Barrack a réitéré son point de vue, qu'il a souvent exprimé par le passé, sur un « leadership fort de type monarchique », en comparant cette fois la Turquie et Israël.

L'ambassadeur Barrack, soulignant que la démocratie ne fonctionne pas dans les pays de la région, a déclaré : « Israël, qui peut être légitimement cité comme une démocratie vivante dans la région, est une exception importante qui prospère sous un leadership extrêmement fort et courageux. La Turquie, qui fonctionne comme une présidence avec des élections multipartites régulières, montre également, bien qu'elle soit définie comme un régime hybride, que le leadership centralisé avec Erdoğan apporte de la stabilité. »

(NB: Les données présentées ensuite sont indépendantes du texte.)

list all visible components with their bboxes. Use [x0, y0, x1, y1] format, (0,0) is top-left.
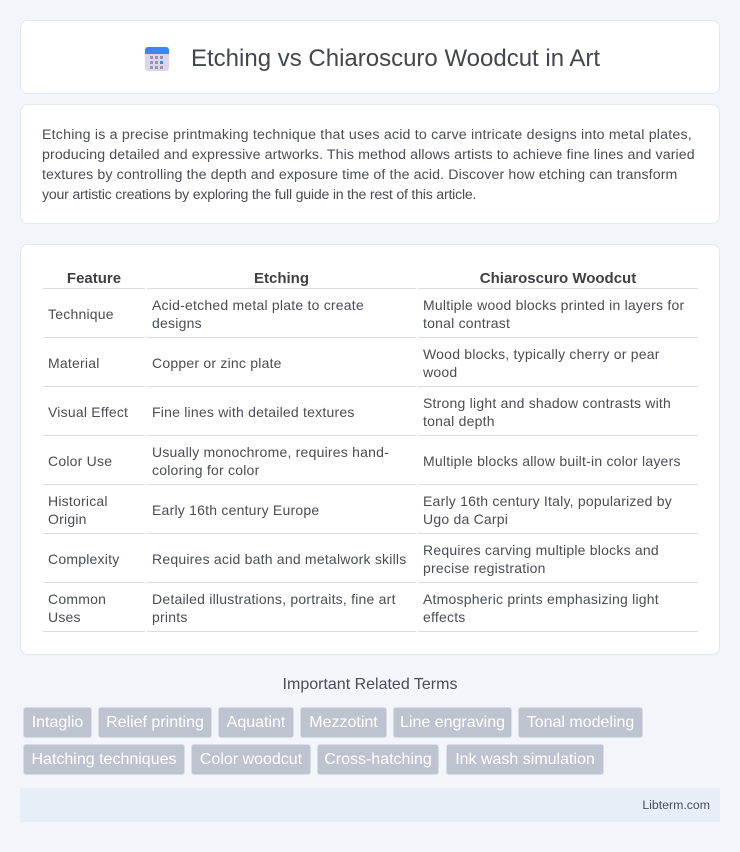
tag	[446, 744, 604, 775]
intro text: Etching is a precise printmaking technique that uses acid to carve intricate designs into metal plates,	[42, 127, 692, 143]
row: Color Use: Color Use	[48, 453, 112, 469]
row: Material: Material	[48, 355, 100, 371]
comparison table: Fine lines with detailed textures	[152, 404, 355, 420]
comparison table: Requires carving multiple blocks and	[423, 542, 659, 558]
intro text: producing detailed and expressive artworks. This method allows artists to achieve fine lines and varied	[42, 147, 695, 163]
intro text	[42, 127, 695, 203]
intro text: textures by controlling the depth and exposure time of the acid. Discover how etching can transform	[42, 167, 677, 183]
comparison table: Wood blocks, typically cherry or pear	[423, 346, 660, 362]
tag: Hatching techniques	[32, 751, 176, 768]
tag: Mezzotint	[309, 714, 378, 731]
tag	[300, 707, 387, 738]
tag: Cross-hatching	[324, 751, 432, 768]
row: Historical Origin	[48, 493, 108, 527]
comparison table: precise registration	[423, 560, 546, 576]
intro text: your artistic creations by exploring the full guide in the rest of this article.	[42, 187, 476, 203]
comparison table: effects	[423, 609, 466, 625]
row: Common Uses	[48, 591, 106, 625]
tag	[98, 707, 212, 738]
comparison table: prints	[152, 609, 188, 625]
comparison table: designs	[152, 315, 202, 331]
comparison table: Multiple wood blocks printed in layers for	[423, 297, 684, 313]
title card	[20, 20, 720, 94]
comparison table: Acid-etched metal plate to create	[152, 297, 364, 313]
comparison table: Early 16th century Italy, popularized by	[423, 493, 672, 509]
comparison table: tonal depth	[423, 413, 495, 429]
row: Complexity: Complexity	[48, 551, 119, 567]
comparison table: Requires acid bath and metalwork skills	[152, 551, 406, 567]
header: Chiaroscuro Woodcut: Chiaroscuro Woodcut	[480, 270, 636, 287]
tag: Relief printing	[106, 714, 204, 731]
tag	[23, 744, 185, 775]
footer credit: Libterm.com	[642, 798, 710, 812]
comparison table: tonal contrast	[423, 315, 510, 331]
comparison table: Usually monochrome, requires hand-	[152, 444, 389, 460]
comparison table: Copper or zinc plate	[152, 355, 282, 371]
tag	[218, 707, 294, 738]
tag	[317, 744, 439, 775]
tag: Line engraving	[400, 714, 505, 731]
intro card	[20, 104, 720, 224]
row: Technique: Technique	[48, 306, 114, 322]
comparison table: Multiple blocks allow built-in color layers	[423, 453, 681, 469]
title: Etching vs Chiaroscuro Woodcut in Art	[191, 45, 600, 72]
row: Visual Effect: Visual Effect	[48, 404, 128, 420]
comparison table: Ugo da Carpi	[423, 511, 508, 527]
icon: calendar	[145, 47, 169, 71]
tag	[518, 707, 643, 738]
tag: Intaglio	[32, 714, 83, 731]
related terms tags	[23, 707, 643, 775]
footer bar	[20, 788, 720, 822]
table card	[20, 244, 720, 655]
tag: Tonal modeling	[527, 714, 634, 731]
header: Etching: Etching	[254, 270, 309, 287]
tag	[191, 744, 311, 775]
header: Feature: Feature	[67, 270, 121, 287]
comparison table: Detailed illustrations, portraits, fine art	[152, 591, 396, 607]
row: Common Uses: Common	[48, 591, 106, 607]
tag: Aquatint	[227, 714, 285, 731]
comparison table: Strong light and shadow contrasts with	[423, 395, 671, 411]
row: Historical Origin: Origin	[48, 511, 87, 527]
comparison table: wood	[423, 364, 457, 380]
comparison table: Atmospheric prints emphasizing light	[423, 591, 659, 607]
tag: Ink wash simulation	[455, 751, 595, 768]
comparison table: coloring for color	[152, 462, 259, 478]
comparison table: Early 16th century Europe	[152, 502, 319, 518]
tag	[393, 707, 512, 738]
related terms heading: Important Related Terms	[283, 676, 457, 693]
comparison table	[43, 270, 698, 632]
row: Common Uses: Uses	[48, 609, 81, 625]
tag: Color woodcut	[200, 751, 302, 768]
row: Historical Origin: Historical	[48, 493, 108, 509]
tag	[23, 707, 92, 738]
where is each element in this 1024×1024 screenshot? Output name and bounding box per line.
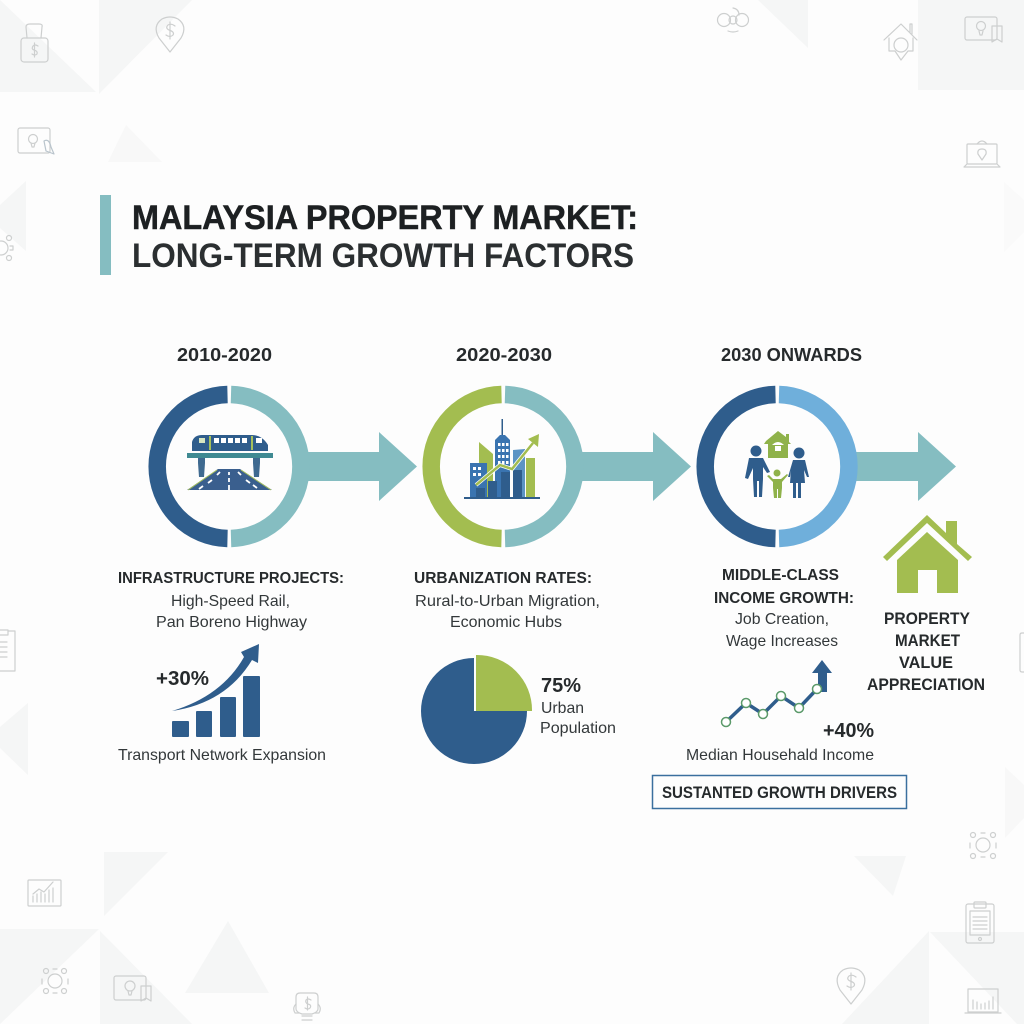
background icon: dollar pin	[156, 17, 184, 52]
background icon: gear left	[0, 236, 13, 260]
heading: middle-class income: MIDDLE-CLASS	[722, 567, 839, 584]
background icon: chart card	[28, 880, 61, 906]
background icon: coins	[718, 8, 748, 32]
text: infrastructure details: High-Speed Rail,	[171, 593, 290, 610]
title	[132, 199, 638, 275]
text: income details: Job Creation,	[735, 611, 829, 628]
heading: middle-class income: INCOME GROWTH:	[714, 590, 854, 607]
stat: 75% urban population: Population	[540, 720, 616, 737]
text: infrastructure details: Pan Boreno Highway	[156, 614, 307, 631]
title accent bar	[100, 195, 111, 275]
heading: middle-class income	[714, 567, 854, 607]
line chart: household income	[722, 660, 832, 726]
text: property market value appreciation: MARKET	[895, 631, 961, 650]
period label: 2010-2020: 2010-2020	[177, 345, 272, 365]
ring 3	[705, 395, 849, 538]
stat: +30%: +30%	[156, 668, 209, 690]
stat: 75% urban population: 75%	[541, 675, 581, 697]
heading: urbanization: URBANIZATION RATES:	[414, 570, 592, 587]
icon: city skyline with growth arrow	[464, 419, 540, 499]
background icon: clipboard left	[0, 630, 15, 671]
period label: 2020-2030: 2020-2030	[456, 345, 552, 365]
text: property market value appreciation: VALUE	[899, 653, 953, 672]
ring 1	[157, 395, 301, 538]
background icon: chart laptop	[965, 989, 1001, 1013]
background icon: money bag	[21, 24, 48, 62]
icon: family with house	[745, 431, 809, 498]
background icon: bulb card top right	[965, 17, 1002, 42]
text: income details	[726, 611, 838, 650]
arrow 1	[306, 432, 417, 501]
caption: transport network expansion: Transport Network Expansion	[118, 747, 326, 764]
arrow 2	[580, 432, 691, 501]
icon: property house	[883, 515, 972, 593]
ring 2	[431, 395, 575, 538]
background icon: bulb card	[18, 128, 54, 154]
callout: sustained growth drivers	[652, 776, 906, 808]
text: income details: Wage Increases	[726, 633, 838, 650]
stat: +40%: +40%	[823, 720, 874, 742]
background icon: clipboard tablet	[966, 902, 994, 943]
background icon: bulb card bottom	[114, 976, 151, 1001]
period label: 2030 onwards: 2030 ONWARDS	[721, 345, 862, 365]
heading: infrastructure: INFRASTRUCTURE PROJECTS:	[118, 570, 344, 587]
background icon: gear right	[970, 832, 996, 858]
title: MALAYSIA PROPERTY MARKET:	[132, 199, 638, 237]
background icon: dollar bulb	[294, 993, 320, 1020]
title: LONG-TERM GROWTH FACTORS	[132, 237, 634, 275]
text: urbanization details	[415, 593, 600, 631]
text: property market value appreciation: PROPERTY	[884, 609, 971, 628]
background icon: laptop	[964, 141, 1000, 167]
stat: 75% urban population	[540, 675, 616, 737]
background icon: gear bottom left	[42, 968, 68, 994]
text: urbanization details: Rural-to-Urban Migration,	[415, 593, 600, 610]
text: urbanization details: Economic Hubs	[450, 614, 562, 631]
arrow 3	[854, 432, 956, 501]
background icon: dollar pin bottom	[837, 968, 865, 1004]
callout: sustained growth drivers: SUSTANTED GROWTH DRIVERS	[662, 783, 897, 802]
text: property market value appreciation	[867, 609, 985, 694]
icon: train and highway	[187, 435, 273, 490]
text: property market value appreciation: APPRECIATION	[867, 675, 985, 694]
background icon: house pin	[884, 24, 917, 60]
text: infrastructure details	[156, 593, 307, 631]
pie chart: urban population	[421, 655, 532, 764]
stat: 75% urban population: Urban	[541, 700, 584, 717]
background icon: clipboard right edge	[1020, 633, 1024, 672]
bar chart: transport network	[172, 644, 260, 737]
caption: median household income: Median Househald Income	[686, 747, 874, 764]
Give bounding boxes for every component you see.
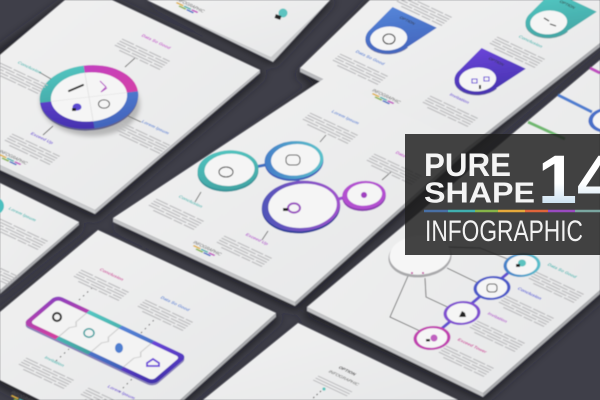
text block: blue	[135, 300, 193, 331]
label: Lorem Ipsum	[7, 206, 38, 222]
text block: bottom	[214, 236, 272, 267]
connector: blue dotted	[141, 319, 155, 333]
icon: stopwatch	[98, 100, 110, 108]
rainbow rule	[424, 210, 600, 212]
circle: purple icon	[436, 296, 488, 330]
text block: purple	[420, 96, 478, 127]
text block: right	[364, 154, 422, 185]
icon: bulb	[72, 103, 82, 111]
text block: blue	[496, 296, 554, 327]
panel: vertical chain sheet	[307, 60, 600, 397]
connector: pink dotted	[79, 288, 92, 300]
circle: target	[246, 171, 356, 243]
label: pink: Conclusion	[98, 267, 125, 282]
icon: nodes	[100, 81, 107, 92]
icon: rocket	[115, 343, 123, 353]
connector: blue	[128, 116, 141, 122]
label: teal: Data So Good	[546, 262, 578, 279]
connector: purple	[43, 126, 53, 135]
connector: teal dotted	[56, 349, 69, 361]
title: shape: SHAPE	[424, 178, 535, 210]
text block: top pink	[394, 0, 452, 26]
label: pink heading: Data So Good	[140, 33, 172, 50]
text lines	[313, 376, 352, 396]
dotted connector	[311, 387, 326, 400]
label: purple heading: Exceed Up	[29, 131, 55, 145]
text block: lower	[0, 254, 18, 285]
connector: teal	[39, 72, 51, 79]
text block: purple	[78, 388, 136, 400]
connector lines	[390, 247, 515, 331]
sheet logo	[172, 0, 206, 16]
banner panel	[405, 134, 600, 255]
tag: blue: OPTION	[398, 15, 417, 26]
panel: circle diagram sheet	[0, 0, 260, 214]
heading: OPTION	[337, 365, 357, 376]
text block: left	[146, 199, 204, 230]
tag: teal	[513, 0, 597, 45]
text block: teal	[16, 358, 74, 389]
label: pink: Exceed Tower	[456, 337, 488, 354]
title: pure: PURE	[424, 147, 511, 183]
sheet logo	[189, 240, 223, 259]
connector: right	[382, 172, 391, 180]
sheet: top centre	[147, 0, 330, 62]
connector: pink	[125, 58, 135, 67]
connector: bottom	[262, 231, 268, 240]
panel: tag diagram sheet	[300, 0, 600, 152]
connector: purple dotted	[119, 379, 132, 392]
icon: gear	[53, 313, 61, 321]
circle: pink icon	[406, 321, 458, 355]
label: purple: Lorem Ipsum	[106, 384, 137, 400]
title banner text	[424, 141, 600, 248]
sheet logo	[7, 390, 41, 400]
text block: top	[300, 113, 358, 144]
connector: top	[320, 135, 326, 142]
circle: blue icon	[466, 271, 518, 305]
circle: blue top	[580, 102, 600, 138]
text block: teal	[526, 272, 584, 303]
circle: teal bulb	[496, 248, 548, 282]
label: purple: Invitation	[486, 311, 509, 324]
label: blue: Data So Good	[159, 295, 191, 312]
tag: purple: OPTION	[487, 56, 506, 67]
label: teal heading: Conclusion	[16, 60, 43, 75]
text block: purple	[2, 134, 60, 165]
icon: people	[84, 329, 94, 337]
panel: bottom centre sheet	[203, 323, 458, 400]
panel: step band sheet	[0, 230, 276, 400]
icon: bulb	[274, 8, 288, 20]
icon: rocket	[69, 85, 83, 91]
sheet logo	[368, 88, 402, 107]
text block: blue	[330, 54, 388, 85]
circle: bell icon	[253, 134, 335, 188]
large circle	[376, 228, 464, 285]
panel: linked circles sheet	[113, 78, 470, 306]
label: teal heading: Conclusion	[517, 34, 544, 49]
label: blue heading: Data So Good	[354, 49, 386, 66]
label: blue heading: Lorem Ipsum	[140, 119, 171, 135]
text block: pink	[112, 39, 170, 70]
label: teal: Invitation	[43, 355, 66, 368]
label: right: Data	[394, 150, 408, 158]
label: bottom: Exceed Up	[244, 232, 270, 246]
step band	[23, 295, 187, 387]
text block: pink	[436, 346, 494, 377]
text block: blue	[112, 123, 170, 154]
text block	[0, 219, 48, 250]
circle: teal stopwatch	[185, 143, 271, 199]
sheet logo	[0, 149, 29, 168]
connectors	[250, 164, 346, 200]
label: top: Lorem Ipsum	[330, 109, 361, 125]
text block: pink	[71, 270, 129, 301]
label: left: Conclusion	[177, 194, 204, 209]
tag: blue	[353, 7, 437, 61]
circle: teal partial	[0, 197, 4, 215]
text block: teal	[487, 37, 545, 68]
circle: bulb	[333, 175, 395, 217]
panel: left partial sheet	[0, 183, 79, 294]
subheading: INFOGRAPHIC	[327, 369, 361, 387]
chain links	[440, 273, 508, 330]
connector: left	[195, 192, 201, 202]
circle chart	[20, 53, 158, 143]
icon: house	[147, 359, 159, 366]
label: blue: Conclusion	[516, 286, 543, 301]
line accents	[528, 68, 600, 139]
label: purple heading: Invitation	[448, 92, 471, 105]
tag: purple	[442, 48, 526, 102]
text block: teal	[0, 63, 48, 94]
text block: purple	[467, 321, 525, 352]
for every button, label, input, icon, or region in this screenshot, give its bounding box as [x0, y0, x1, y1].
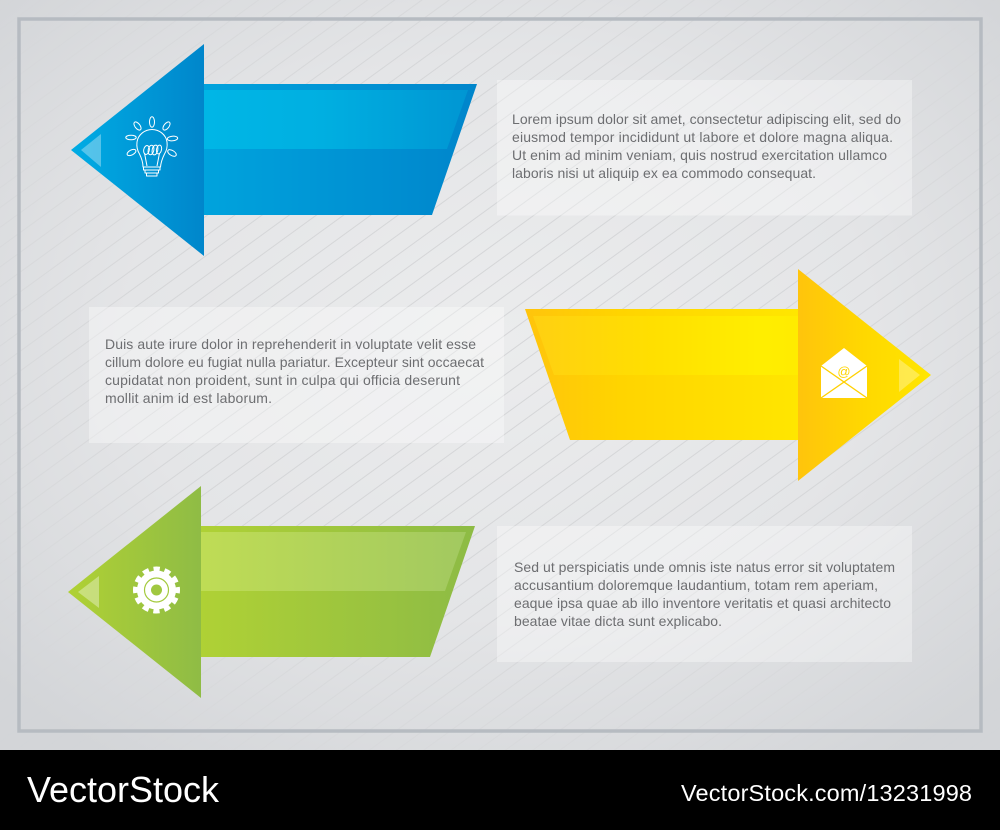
- text box: yellow: [89, 307, 504, 443]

Barrack a souligné qu'il trouvait le modèle de leadership du président Recep Tayyip Erdoğan approprié pour la région.

PROGRAMME F-35

Tom Barrack a indiqué que les problèmes rencontrés avec les États-Unis concernant la participation de la Turquie au programme d'avions de combat F-35 devaient désormais être résolus. Il a soutenu que la question ne devait pas être davantage prolongée, déclarant : « La Russie profite des sanctions imposées en raison de l'achat des S-400 et de l'exclusion du programme F-35. » Barrack a qualifié le processus de désaccord de « folie », soulignant la nécessité de prendre des mesures rapides entre les deux pays.

Par ailleurs, l'ambassade des États-Unis à Ankara n'a pas inclus Atatürk ni le drapeau turc dans sa publication à l'occasion de la fête de la Souveraineté nationale et de l'Enfance du 23 avril. Cette situation a été critiquée par certains utilisateurs sur les réseaux sociaux.